Meghan Howey named Andrew Carnegie Fellow

Wednesday, May 13, 2020
Professor Meghan Howey with students

Professor Meghan Howey with students at Great Bay dig site.

It was a late Friday afternoon in April, and it was raining — again. Meghan Howey, professor of anthropology at UNH, was in her car outside her veterinarian’s practice awaiting word on her injured cat. When she had left home, her first grader and third grader were in tears, worried about their pet. The sky had now grown dark. It started to hail.

As a distraction, Howey checked her phone and found an email from Vartan Gregorian, president of the Carnegie Corporation and learned she had just been named a 2020 Andrew Carnegie Fellow.

“I honestly couldn’t believe it. It was so surreal, to be in this surreal moment in the world and read this message from the president of the Carnegie Corporation about one of the most major awards I could get in my career,” Howey says. “Being an archaeologist is just such a privilege. The excitement of finding out about the myriad lives and experiences and socioecological changes that never got written down has been with me ever since I went on my first dig, that moment of breaking into the earth, looking for past artifacts, it was transformative for me.”

The Carnegie Fellows program is one of the country's most generous and most prestigious research fellowships in the social sciences and humanities. Howey is among 27 scholars selected for an award this year. Fellows receive $200,000 to fund research and writing aimed at addressing some of the most important issues confronting society today. As a fellow, Howey will advance and expand her work on a multifaceted exploration of the socioecological “shock” of colonialism and the lasting imprint of colonial legacies in the current geological age.

"...ever since I went on my first dig, that moment of breaking into the earth, looking for past artifacts, it was transformative for me.”

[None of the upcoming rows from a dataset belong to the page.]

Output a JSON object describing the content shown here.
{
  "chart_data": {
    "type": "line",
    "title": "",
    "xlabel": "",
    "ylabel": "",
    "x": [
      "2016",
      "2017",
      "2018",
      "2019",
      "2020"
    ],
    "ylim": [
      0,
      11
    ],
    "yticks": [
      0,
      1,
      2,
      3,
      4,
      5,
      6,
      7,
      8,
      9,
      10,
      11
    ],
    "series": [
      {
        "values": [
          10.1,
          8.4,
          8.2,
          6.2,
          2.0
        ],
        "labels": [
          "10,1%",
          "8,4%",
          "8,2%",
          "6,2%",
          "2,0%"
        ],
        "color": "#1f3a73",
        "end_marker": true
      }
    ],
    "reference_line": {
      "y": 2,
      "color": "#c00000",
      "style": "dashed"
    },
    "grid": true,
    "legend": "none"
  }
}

Howey plans to continue her work on the Great Bay Archaeological Survey (GBAS), a multi-year interdisciplinary and community-engaged research program that has found and excavated 17th and early 18th century residences (e.g., garrisons and homesteads), natural resource extraction sites (e.g., sawmills) and amassed a systematic collection of early colonial artifacts, ecofacts and geospatial data.

“In these first decades of colonialism, it was not foretold that land would become property and something you could take away and sell and fight over; it was not foretold that trees and fish would become commodities rather than sustaining resources, and amidst all of this, it was not foretold that conflict with indigenous communities was some kind of inevitability,” Howey says.

Meghan Howey
Professor Meghan Howey

“There could have been different actions, different responses to social inflection points, a different approach to the environment,” she says. “When I think now of us living in a moment of threshold change with COVID-19, there are so many changes happening, but it is the decisions we make about them that will foretell our future. Colonialism came with many devastating consequences for people and nature — what can we learn from this, anything? I hope so.”

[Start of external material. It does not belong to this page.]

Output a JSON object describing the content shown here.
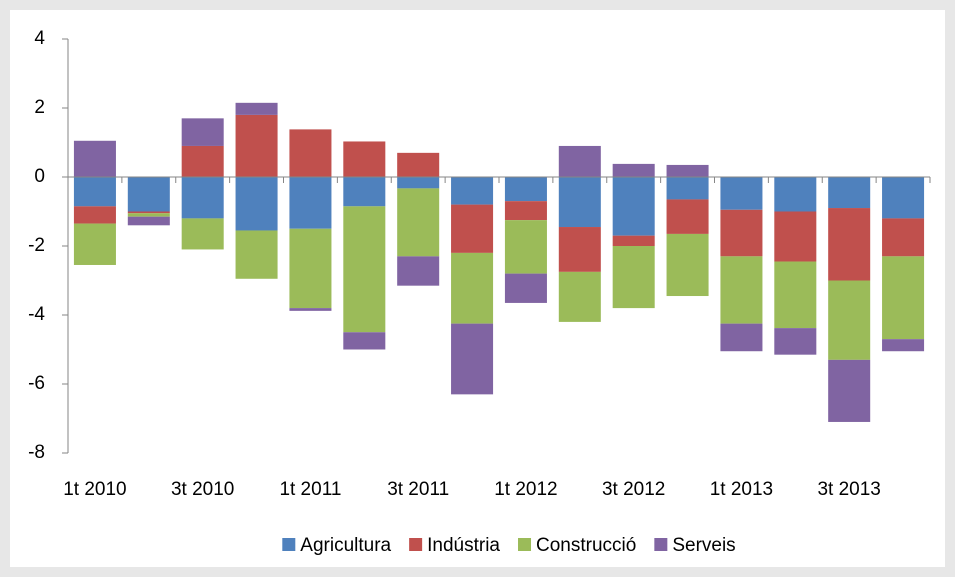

UNH Provost Wayne Jones says, “I am thrilled to see professor Howey receive the recognition she deserves on a national stage, The Carnegie Corporation’s recognition of the important research being done every day at public flagship institutions like UNH is a great honor.”

And from Vartan Gregorian, president of Carnegie Corporation of New York, “The pursuit of knowledge and the generation of ideas were critically important to Andrew Carnegie, whose mission is especially relevant today as our society confronts problems that have been greatly exacerbated by COVID-19. Fellows from earlier classes are actively addressing the coronavirus through their research on topics such as its impact on rural America, government authority during a pandemic and ways in which different countries address infectious diseases. The work of this exemplary class of 2020 will also be of service across a range of other crucial issues.”

 Howey is the James H. Hayes and Claire Short Hayes Professor of the Humanities and director of the Great Bay Archaeological Survey (GBAS), a community-engaged and interdisciplinary archaeology program.